Since the very beginning of query processing in database systems, cost-based query optimization has been the essential strategy for effectively answering complex queries on large documents. XML documents can be efficiently stored and processed using native XML database management systems. Even though such systems can choose from a huge repertoire of join operators (e. g., Structural Joins and Holistic Twig Joins) and various index access operators to efficiently evaluate queries on XML documents, the development of full-fledged XML query optimizers is still in its infancy. Especially the evaluation of complex XQuery expressions using these operators is not well understood and needs further research. The extensible, rule-based, and cost-based XML query optimization framework proposed in this chapter, serves as a testbed for exploring how and whether well-known concepts from relational query optimization (e. g., join reordering) can be reused and which new techniques can make a significant contribution to speed-up query execution.
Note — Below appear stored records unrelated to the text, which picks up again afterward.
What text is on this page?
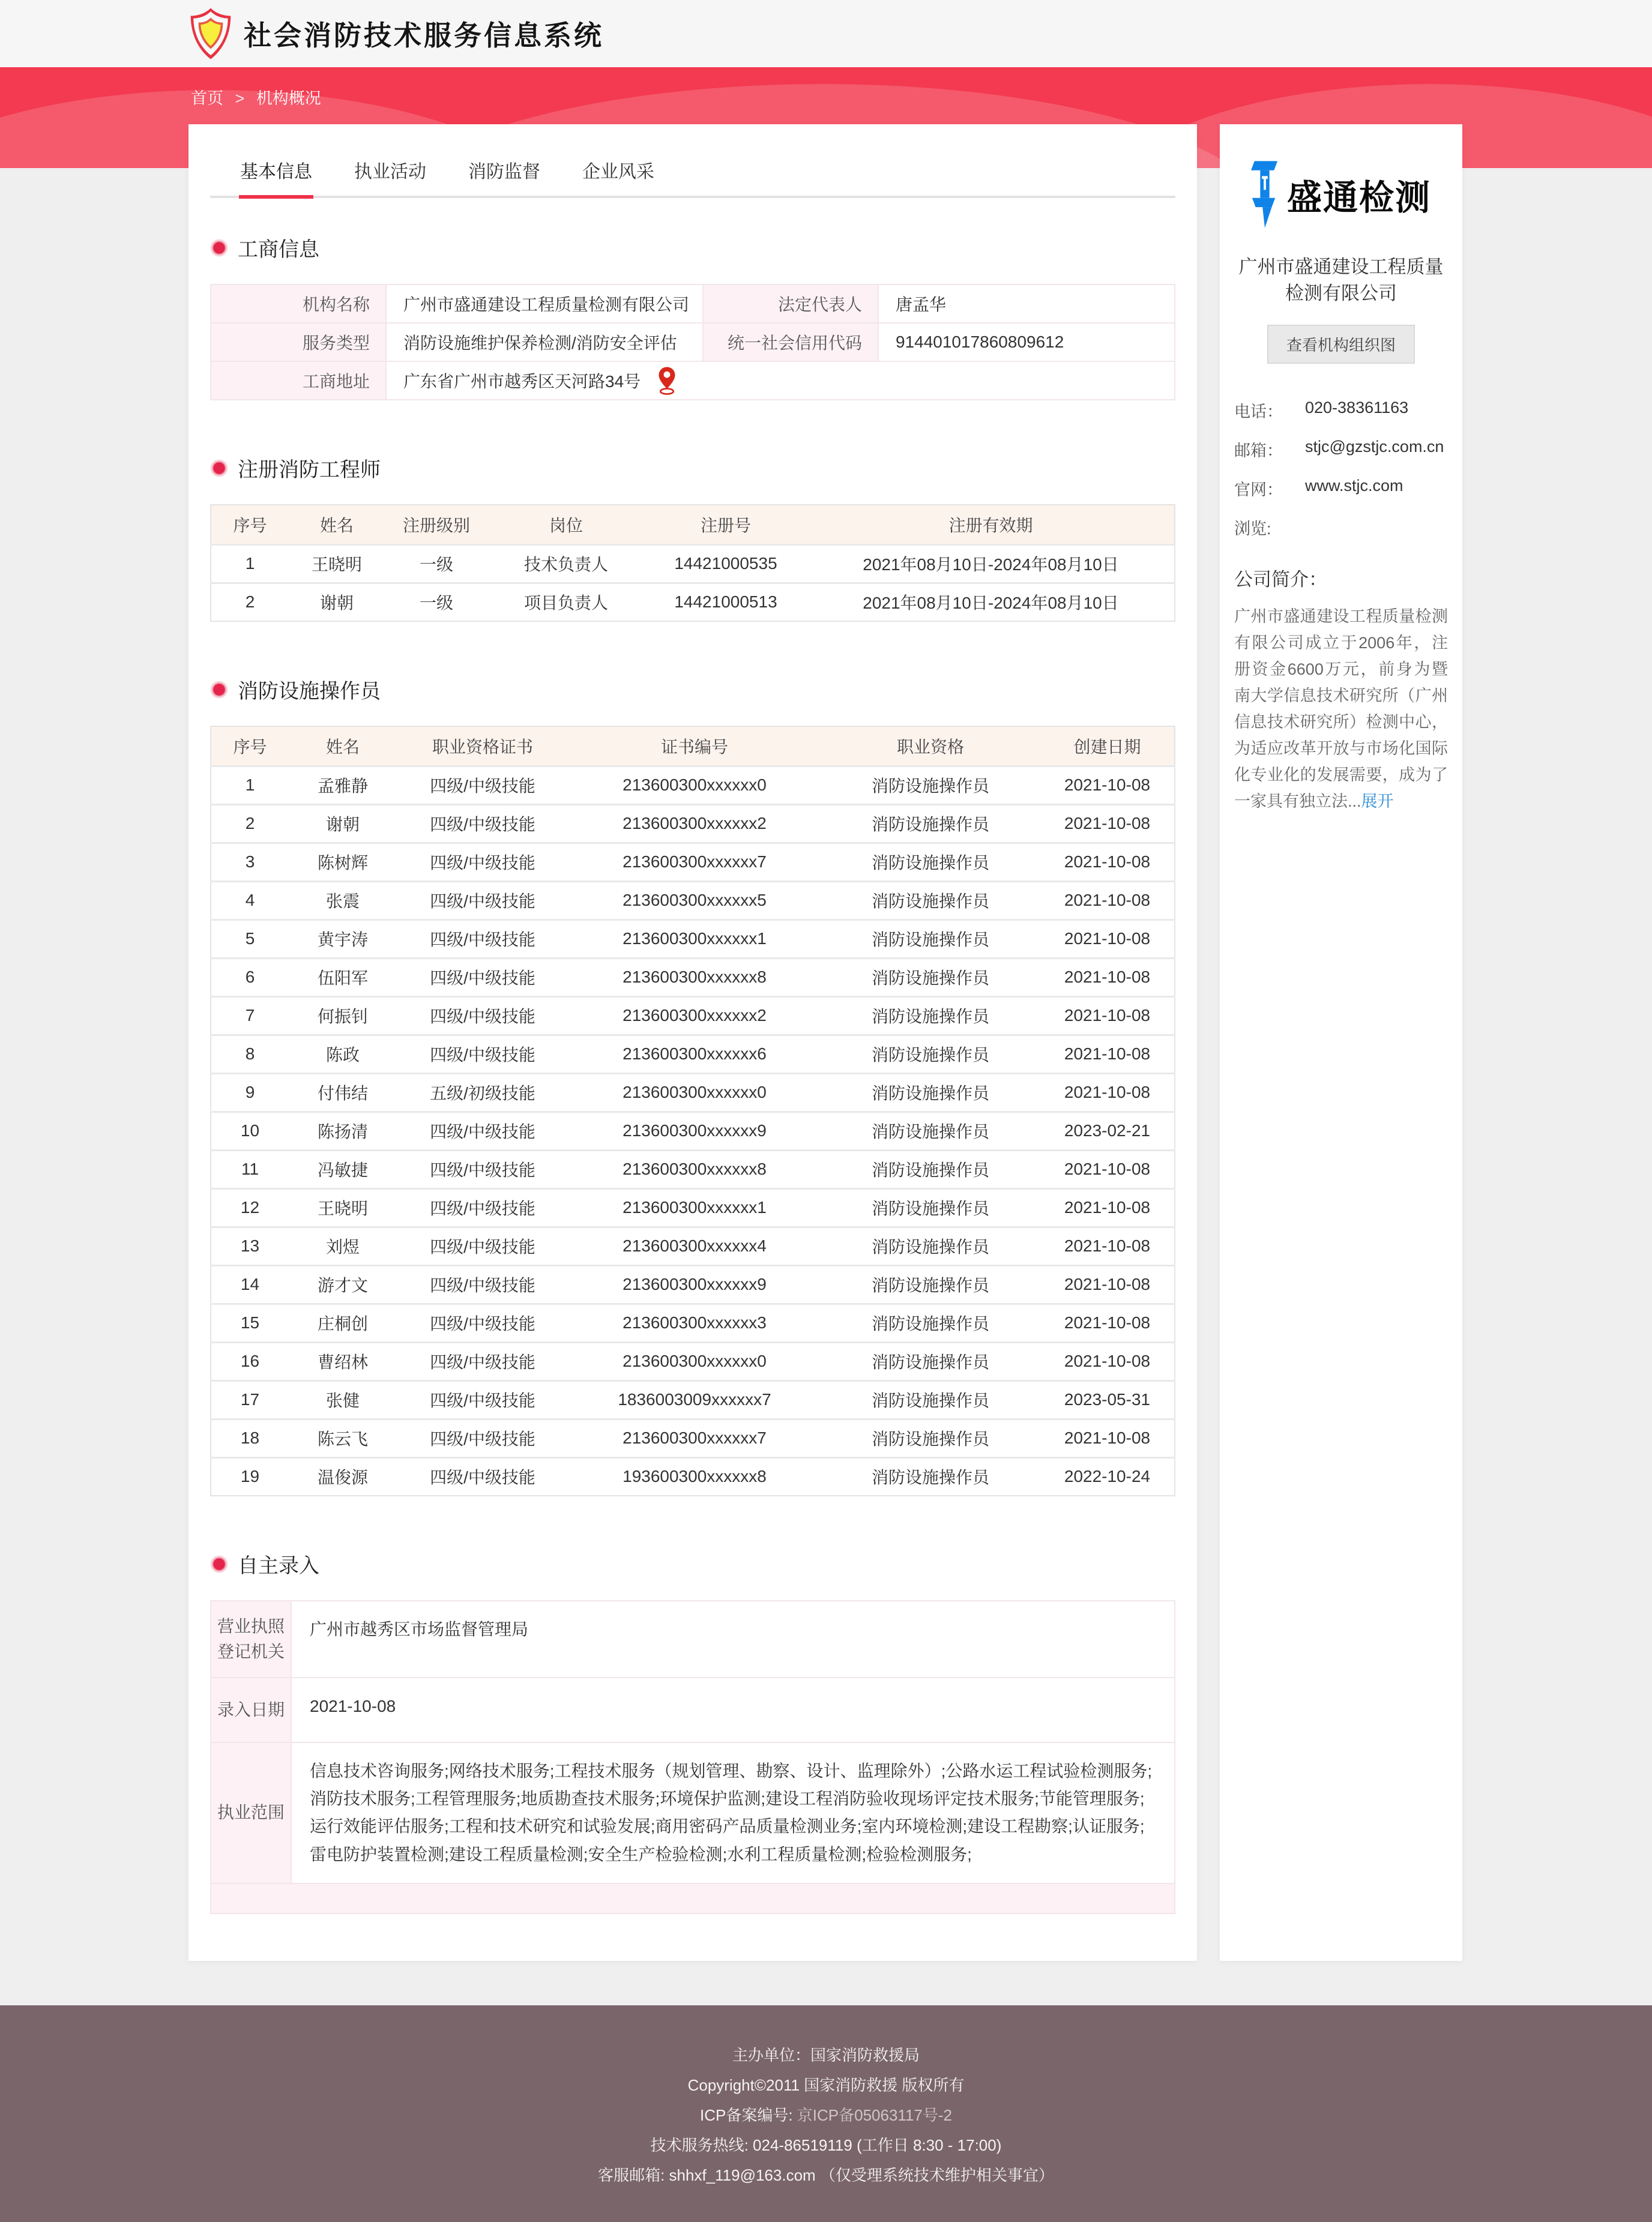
社会消防技术服务信息系统
首页 > 机构概况
基本信息 执业活动 消防监督 企业风采
工商信息
机构名称	广州市盛通建设工程质量检测有限公司	法定代表人	唐孟华
服务类型	消防设施维护保养检测/消防安全评估	统一社会信用代码	914401017860809612
工商地址	广东省广州市越秀区天河路34号		
注册消防工程师
序号	姓名	注册级别	岗位	注册号	注册有效期
1	王晓明	一级	技术负责人	14421000535	2021年08月10日-2024年08月10日
2	谢朝	一级	项目负责人	14421000513	2021年08月10日-2024年08月10日
消防设施操作员
序号	姓名	职业资格证书	证书编号	职业资格	创建日期
1	孟雅静	四级/中级技能	213600300xxxxxx0	消防设施操作员	2021-10-08
2	谢朝	四级/中级技能	213600300xxxxxx2	消防设施操作员	2021-10-08
3	陈树辉	四级/中级技能	213600300xxxxxx7	消防设施操作员	2021-10-08
4	张震	四级/中级技能	213600300xxxxxx5	消防设施操作员	2021-10-08
5	黄宇涛	四级/中级技能	213600300xxxxxx1	消防设施操作员	2021-10-08
6	伍阳军	四级/中级技能	213600300xxxxxx8	消防设施操作员	2021-10-08
7	何振钊	四级/中级技能	213600300xxxxxx2	消防设施操作员	2021-10-08
8	陈政	四级/中级技能	213600300xxxxxx6	消防设施操作员	2021-10-08
9	付伟结	五级/初级技能	213600300xxxxxx0	消防设施操作员	2021-10-08
10	陈扬清	四级/中级技能	213600300xxxxxx9	消防设施操作员	2023-02-21
11	冯敏捷	四级/中级技能	213600300xxxxxx8	消防设施操作员	2021-10-08
12	王晓明	四级/中级技能	213600300xxxxxx1	消防设施操作员	2021-10-08
13	刘煜	四级/中级技能	213600300xxxxxx4	消防设施操作员	2021-10-08
14	游才文	四级/中级技能	213600300xxxxxx9	消防设施操作员	2021-10-08
15	庄桐创	四级/中级技能	213600300xxxxxx3	消防设施操作员	2021-10-08
16	曹绍林	四级/中级技能	213600300xxxxxx0	消防设施操作员	2021-10-08
17	张健	四级/中级技能	1836003009xxxxxx7	消防设施操作员	2023-05-31
18	陈云飞	四级/中级技能	213600300xxxxxx7	消防设施操作员	2021-10-08
19	温俊源	四级/中级技能	193600300xxxxxx8	消防设施操作员	2022-10-24
自主录入
营业执照登记机关	广州市越秀区市场监督管理局
录入日期	2021-10-08
执业范围	信息技术咨询服务;网络技术服务;工程技术服务（规划管理、勘察、设计、监理除外）;公路水运工程试验检测服务;消防技术服务;工程管理服务;地质勘查技术服务;环境保护监测;建设工程消防验收现场评定技术服务;节能管理服务;运行效能评估服务;工程和技术研究和试验发展;商用密码产品质量检测业务;室内环境检测;建设工程勘察;认证服务;雷电防护装置检测;建设工程质量检测;安全生产检验检测;水利工程质量检测;检验检测服务;

盛通检测
广州市盛通建设工程质量检测有限公司
查看机构组织图
电话：	020-38361163
邮箱：	stjc@gzstjc.com.cn
官网：	www.stjc.com
浏览:
公司简介：

广州市盛通建设工程质量检测有限公司成立于2006年，注册资金6600万元，前身为暨南大学信息技术研究所（广州信息技术研究所）检测中心，为适应改革开放与市场化国际化专业化的发展需要，成为了一家具有独立法...展开

主办单位：国家消防救援局

Copyright©2011 国家消防救援 版权所有

ICP备案编号: 京ICP备05063117号-2

技术服务热线: 024-86519119 (工作日 8:30 - 17:00)

客服邮箱: shhxf_119@163.com （仅受理系统技术维护相关事宜）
Using the best practices and an appropriate cost model that will be developed using this framework, it can be turned into a robust cost-based XML query optimizer in the future.
TopIntroduction
In the last few years, XML became the de-facto standard for exchanging structured and semi-structured data in business as well as in research. The database research community took this development into account by proposingamong others—native XML database management systems (XDBMSs) for efficient and transactional processing of XML documents.
As in the relational world, the quality of query optimizers plays an important role for the acceptance of database systems by a wide range of users, especially in business scenarios where longer-than-necessary running queries can cause high costs. One of the main tasks in query evaluation is plan generation, where physical operators are arranged in such a way, that the given optimization goal (e. g., maximum throughput) is satisfied while the semantics of the query is still preserved.
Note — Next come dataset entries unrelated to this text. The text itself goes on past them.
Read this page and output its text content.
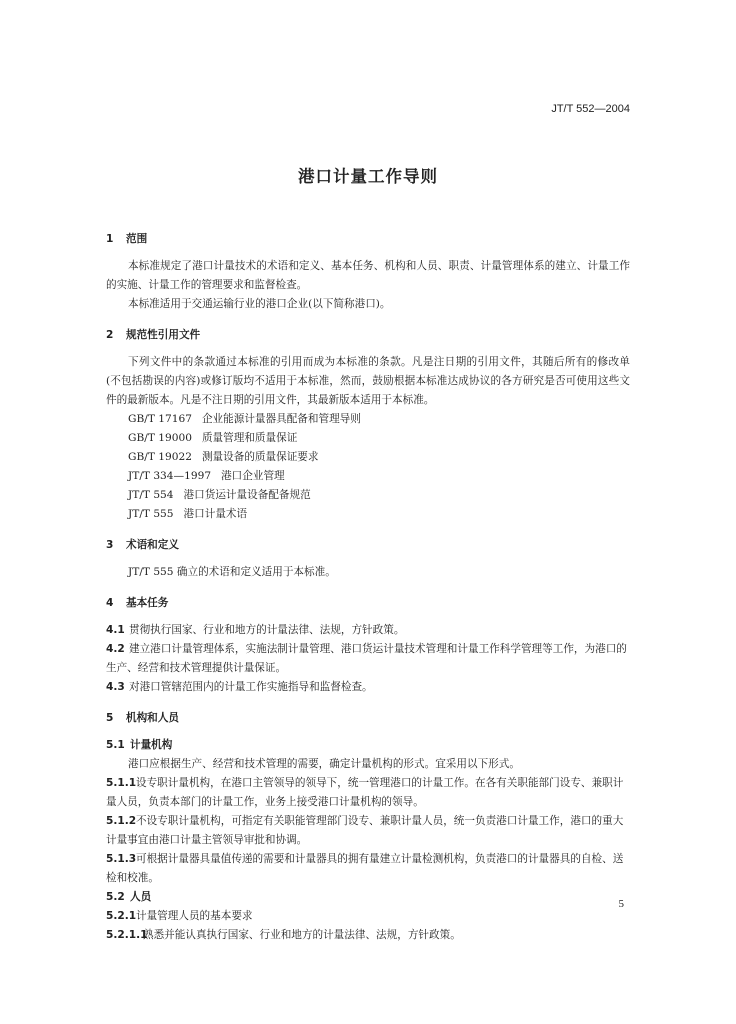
JT/T 552—2004
港口计量工作导则
1 范围
本标准规定了港口计量技术的术语和定义、基本任务、机构和人员、职责、计量管理体系的建立、计量工作的实施、计量工作的管理要求和监督检查。
本标准适用于交通运输行业的港口企业(以下简称港口)。
2 规范性引用文件
下列文件中的条款通过本标准的引用而成为本标准的条款。凡是注日期的引用文件，其随后所有的修改单(不包括勘误的内容)或修订版均不适用于本标准，然而，鼓励根据本标准达成协议的各方研究是否可使用这些文件的最新版本。凡是不注日期的引用文件，其最新版本适用于本标准。
GB/T 17167 企业能源计量器具配备和管理导则
GB/T 19000 质量管理和质量保证
GB/T 19022 测量设备的质量保证要求
JT/T 334—1997 港口企业管理
JT/T 554 港口货运计量设备配备规范
JT/T 555 港口计量术语
3 术语和定义
JT/T 555 确立的术语和定义适用于本标准。
4 基本任务
4.1 贯彻执行国家、行业和地方的计量法律、法规，方针政策。
4.2 建立港口计量管理体系，实施法制计量管理、港口货运计量技术管理和计量工作科学管理等工作，为港口的生产、经营和技术管理提供计量保证。
4.3 对港口管辖范围内的计量工作实施指导和监督检查。
5 机构和人员
5.1 计量机构
港口应根据生产、经营和技术管理的需要，确定计量机构的形式。宜采用以下形式。
5.1.1设专职计量机构，在港口主管领导的领导下，统一管理港口的计量工作。在各有关职能部门设专、兼职计量人员，负责本部门的计量工作，业务上接受港口计量机构的领导。
5.1.2不设专职计量机构，可指定有关职能管理部门设专、兼职计量人员，统一负责港口计量工作，港口的重大计量事宜由港口计量主管领导审批和协调。
5.1.3可根据计量器具量值传递的需要和计量器具的拥有量建立计量检测机构，负责港口的计量器具的自检、送检和校准。
5.2 人员
5.2.1计量管理人员的基本要求
5.2.1.1熟悉并能认真执行国家、行业和地方的计量法律、法规，方针政策。
5
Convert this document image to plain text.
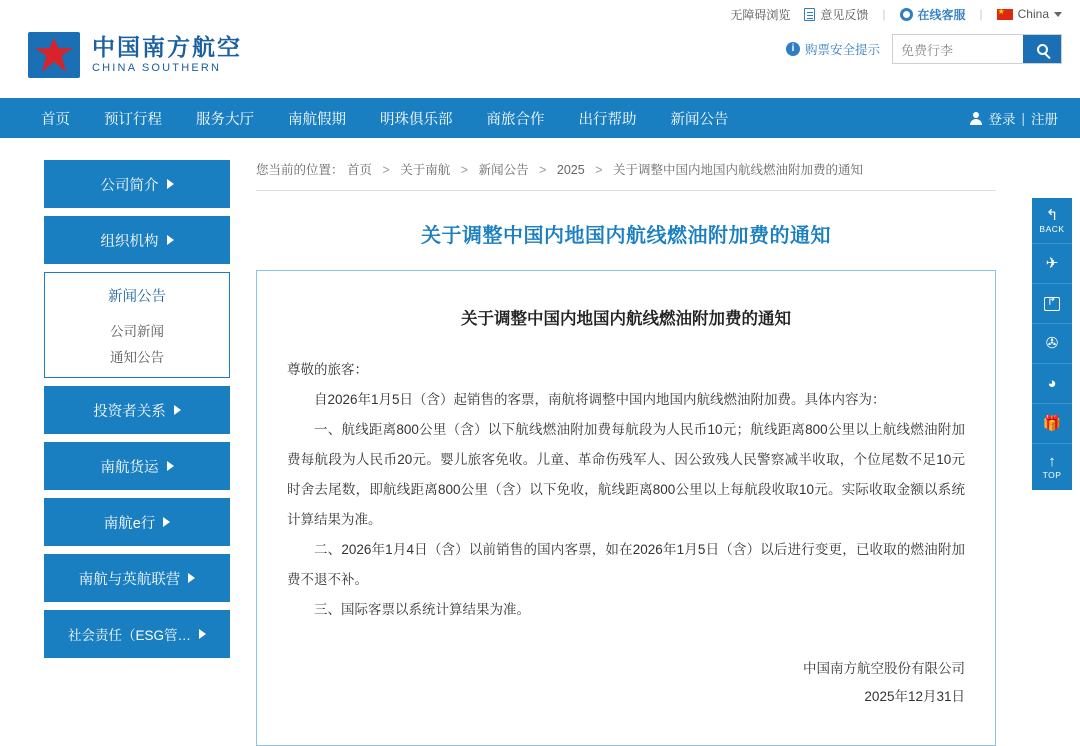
无障碍浏览	意见反馈 |	在线客服 | ★	China
中国南方航空
CHINA SOUTHERN
i 购票安全提示
免费行李
首页	预订行程	服务大厅	南航假期	明珠俱乐部	商旅合作	出行帮助	新闻公告	登录 | 注册
公司简介
组织机构
新闻公告
公司新闻
通知公告
投资者关系
南航货运
南航e行
南航与英航联营
社会责任（ESG管…
您当前的位置： 首页 > 关于南航 > 新闻公告 > 2025 > 关于调整中国内地国内航线燃油附加费的通知
关于调整中国内地国内航线燃油附加费的通知
关于调整中国内地国内航线燃油附加费的通知
尊敬的旅客：
自2026年1月5日（含）起销售的客票，南航将调整中国内地国内航线燃油附加费。具体内容为：
一、航线距离800公里（含）以下航线燃油附加费每航段为人民币10元；航线距离800公里以上航线燃油附加费每航段为人民币20元。婴儿旅客免收。儿童、革命伤残军人、因公致残人民警察减半收取，个位尾数不足10元时舍去尾数，即航线距离800公里（含）以下免收，航线距离800公里以上每航段收取10元。实际收取金额以系统计算结果为准。
二、2026年1月4日（含）以前销售的国内客票，如在2026年1月5日（含）以后进行变更，已收取的燃油附加费不退不补。
三、国际客票以系统计算结果为准。
中国南方航空股份有限公司
2025年12月31日
↰
BACK
✈
↱
✇
◕
🎁
↑
TOP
In recent years, several join operators for the evaluation of structural relationships like child or descendant have been proposed. All of them belong to one of the major classes of XML join operators: Structural Joins (SJs) (Al-Khalifa et al., 2002) and Holistic Twig Joins (HTJs) (Bruno, Koudas, & Srivastava, 2002). Being binary join operators, SJ operators decompose tree-structured query patterns, which are also called twig query patterns, into binary relationships and evaluate each of them separately, before they merge intermediate results to get the final query result. On the other hand, HTJ operators are able to evaluate twigs holistically. A precondition for the efficient evaluation of SJ and HTJ operators is a node labeling scheme (O'Neil et al., 2004; Härder, Haustein, Mathis, & Wagner, 2007) that assigns to each node in an XML document a unique identifier that (1) allows to decide, without accessing the document, for two given nodes whether they are structurally related to each other and (2) that does not require re-labeling even after modifications to the document.
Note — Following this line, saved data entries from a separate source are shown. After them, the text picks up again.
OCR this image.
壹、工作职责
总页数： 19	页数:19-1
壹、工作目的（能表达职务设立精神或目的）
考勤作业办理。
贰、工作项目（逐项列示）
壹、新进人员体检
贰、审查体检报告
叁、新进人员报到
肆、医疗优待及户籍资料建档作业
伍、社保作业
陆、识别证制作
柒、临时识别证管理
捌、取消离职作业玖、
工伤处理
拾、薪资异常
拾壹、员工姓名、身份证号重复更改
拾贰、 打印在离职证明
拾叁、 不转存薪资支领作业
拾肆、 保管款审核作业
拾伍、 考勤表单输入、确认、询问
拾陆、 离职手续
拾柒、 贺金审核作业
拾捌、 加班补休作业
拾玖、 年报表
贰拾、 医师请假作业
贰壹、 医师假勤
Besides SJ and HTJ operators, several approaches for indexing XML documents were proposed. These approaches can be classified into a hierarchy of access methods w. r. t. their availability in a native XDBMS. Primary access paths (PAPs) provide input for navigational primitives as well as for SJ and HTJ operators. The most important representative of this class is a document index that indexes a document using the unique node labels as keys. Secondary access paths1 (SAPs) provide more efficient access to specific element nodes using element indexes (Bruno et al., 2002). They are absolutely necessary for efficient evaluation of structural predicates by SJ or HTJ operators. Tertiary access paths (TAPs) like path indexes (Milo & Suciu, 1999) employ structural summaries such as DataGuides (Goldman & Widom, 1997) for providing efficient access to nodes satisfying structural relationships like child or descendant. Content indexes (McHugh & Widom, 1999) support efficient access to text nodes or attribute-value nodes. Finally, hybrid indexes (Wang, Park, Fan, & Yu, 2003), which are also called content-and-structure (CAS) indexes, are a promising approach for indexing content and structure at a time. Compared to PAPs, which are available per default in a native XDBMS, SAPs and TAPs have to be manually created by the database administrator. Furthermore, TAPs like path indexes or CAS indexes can replace complete trees of SJ and HTJ operators and become—if available—first-class citizens for query evaluation. As maintenance and updates of TAPs can cause substantial overhead, they will only be created by the database administrator in rare cases, e.g., for frequently queried subtrees.